Se quema la historia viva. La de la humanidad, la de la cultura, la de la región. El fuego calcinaba sin tregua las memorias de una civilización que guardaba el Museo Nacional de Brasil, un edificio majestuoso y valioso que las últimas gestiones gubernamentales habían ignorado, al punto que casi no había presupuesto de mantenimiento, ni seguro ni una brigada de bomberos. La cultura menospreciada.
El museo más importante de Panamá, el Museo Antropológico Reina Torres de Araúz, pareciera padecer de una indiferencia similar. Ya van ocho años desde que el museo dejó de exhibir su colección, información vital en la panameñidad, y ya van cinco años desde que ni siquiera se puede entrar al museo.
Dice Yamir Vergara, la única funcionaria en el inmenso edificio, que ya el Instituto Nacional de Cultura (INAC) licitó la restauración y que pronto se podrá volver a observar el legado de nuestra cultura, que hasta ahora permanece en el museo -menos el oro-, a merced de unos cuantos extintores viejos, por cualquier cosa.
El edificio, entonces, funciona como un depósito. Lo revela el silencio que habita los pasillos que, en teoría, debiera ser una fiesta cultural. Afuera, el contraste de la Plaza 5 de Mayo, con los asistentes de los diablos rojos -pavos- que gritan desaforados que ya casi salen hacia Chepo. Un poco más allá, gente que camina, que compra y vende, y la plaza en sí, con un pequeño obelisco en honor a los bomberos caídos el 5 de mayo de 1916 en una explosión, conocida como El Polvorín. Un monumento que, tras la catástrofe de Brasil, pareciera advertir de los peligros de la ignominia.

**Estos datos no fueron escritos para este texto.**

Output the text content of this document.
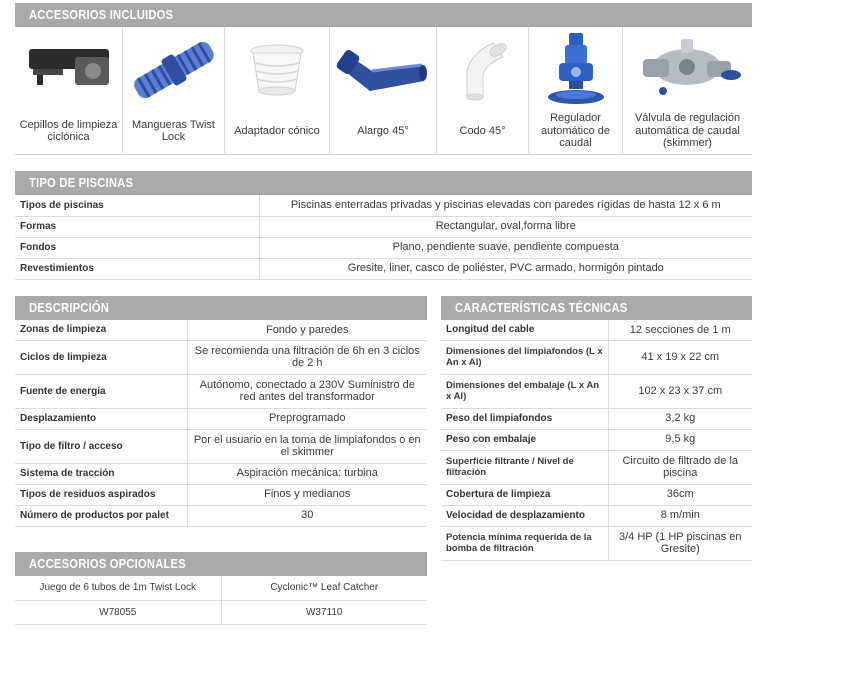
ACCESORIOS INCLUIDOS
Cepillos de limpieza ciclónica
Mangueras Twist Lock
Adaptador cónico	Alargo 45°	Codo 45°
Regulador automático de caudal
Válvula de regulación automática de caudal (skimmer)
TIPO DE PISCINAS
Tipos de piscinas	Piscinas enterradas privadas y piscinas elevadas con paredes rígidas de hasta 12 x 6 m
Formas	Rectangular, oval,forma libre
Fondos	Plano, pendiente suave, pendiente compuesta
Revestimientos	Gresite, liner, casco de poliéster, PVC armado, hormigón pintado
DESCRIPCIÓN
Zonas de limpieza	Fondo y paredes
Ciclos de limpieza	Se recomienda una filtración de 6h en 3 ciclos de 2 h
Fuente de energía	Autónomo, conectado a 230V Suministro de red antes del transformador
Desplazamiento	Preprogramado
Tipo de filtro / acceso	Por el usuario en la toma de limpiafondos o en el skimmer
Sistema de tracción	Aspiración mecánica: turbina
Tipos de residuos aspirados	Finos y medianos
Número de productos por palet	30
CARACTERÍSTICAS TÉCNICAS
Longitud del cable	12 secciones de 1 m
Dimensiones del limpiafondos (L x An x Al)	41 x 19 x 22 cm
Dimensiones del embalaje (L x An x Al)	102 x 23 x 37 cm
Peso del limpiafondos	3,2 kg
Peso con embalaje	9,5 kg
Superficie filtrante / Nivel de filtración	Circuito de filtrado de la piscina
Cobertura de limpieza	36cm
Velocidad de desplazamiento	8 m/min
Potencia mínima requerida de la bomba de filtración	3/4 HP (1 HP piscinas en Gresite)
ACCESORIOS OPCIONALES
Juego de 6 tubos de 1m Twist Lock	Cyclonic™ Leaf Catcher
W78055	W37110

La estructura del museo es también en sí un baluarte de la historia nacional. Fue allí donde en 1913 se inauguró la nueva estación del ferrocarril, que antes estaba donde hoy se levanta el Mercado de Mariscos. La estación era imponente y, según un documento preparado por el INAC en 2005 sobre el museo, “recordaba el espacio abovedado central de la estación de tren más monumental de Estados Unidos en ese momento, la de Pennsylvania en Nueva York”, con sus imponentes hileras de columnas, muros estucados, grandes ventanas semicirculares y baldosas de terracota.
Afuera, sin embargo, nadie se detiene a apreciar el edificio. Ni el padre que camina con su hija de unos 10 años, ni la niña indígena de unos 12 años que pareciera deambular sola por el lugar, ni las dos mujeres que cargan una cámara y observan un mapa. Quizás por la cerca y el polvo, quizás porque no hay información visible.
Es el olvido que seremos, como alguna vez escribió Borges y como tituló una de sus novelas Héctor Abad Faciolince. Es la indiferencia caníbal, hecha fuego, que carboniza las memorias, como en Brasil, o como en el Casco Antiguo, donde se quemó la casa Boyacá -o la casa barco-, edificada a finales del siglo XIX y de la que hoy solo quedan los damnificados que viven en un colegio que se cae a pedazos y que reclaman volver a tener un hogar.